To address the limited accuracy of cloud optical thickness (COT) retrieval in satellite remote sensing—caused by 3D cloud effects, viewing geometry variations, and atmospheric interference—this paper proposes an angle-invariant attention-based deep learning model. The method innovatively integrates angular encoding with self-attention mechanisms to explicitly model satellite observation geometry and three-dimensional radiative transfer processes. A multi-angle collaborative training strategy is further introduced to enhance robustness against variations in solar and viewing zenith angles. Trained end-to-end on multi-view radiative transfer simulations, the proposed model reduces COT retrieval error by at least a factor of nine compared to state-of-the-art deep learning approaches under complex cloud conditions and large zenith angles. This yields significantly improved generalization capability and stronger physical consistency with underlying radiative transfer principles.

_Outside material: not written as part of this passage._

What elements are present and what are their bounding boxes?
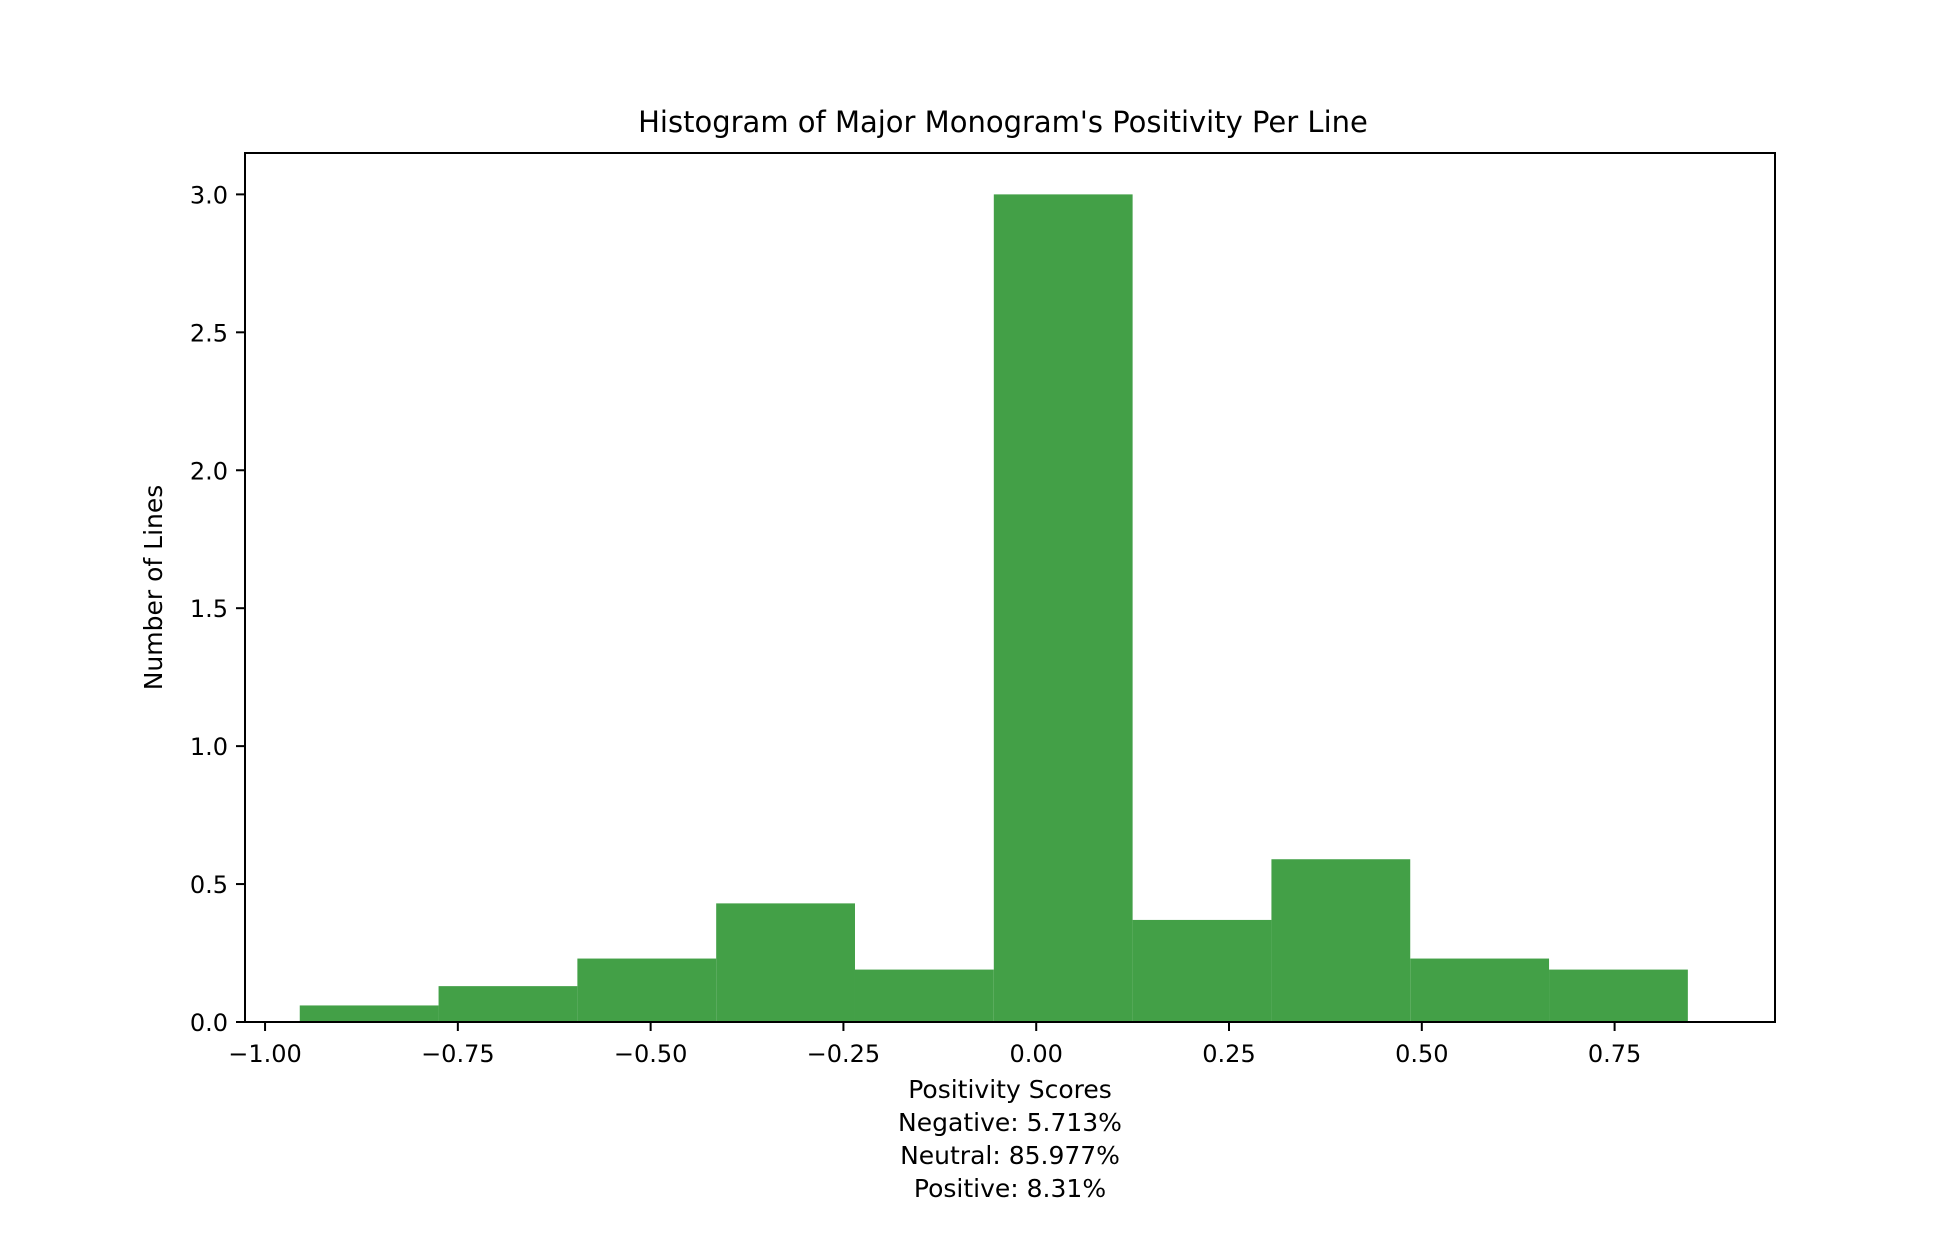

Cloud Optical Thickness (COT) is a critical cloud property influencing Earth's climate, weather, and radiation budget. Satellite radiance measurements enable global COT retrieval, but challenges like 3D cloud effects, viewing angles, and atmospheric interference must be addressed to ensure accurate estimation. Traditionally, the Independent Pixel Approximation (IPA) method, which treats individual pixels independently, has been used for COT estimation. However, IPA introduces significant bias due to its simplified assumptions. Recently, deep learning-based models have shown improved performance over IPA but lack robustness, as they are sensitive to variations in radiance intensity, distortions, and cloud shadows. These models also introduce substantial errors in COT estimation under different solar and viewing zenith angles. To address these challenges, we propose a novel angle-invariant, attention-based deep model called Cloud-Attention-Net with Angle Coding (CAAC). Our model leverages attention mechanisms and angle embeddings to account for satellite viewing geometry and 3D radiative transfer effects, enabling more accurate retrieval of COT. Additionally, our multi-angle training strategy ensures angle invariance. Through comprehensive experiments, we demonstrate that CAAC significantly outperforms existing state-of-the-art deep learning models, reducing cloud property retrieval errors by at least a factor of nine.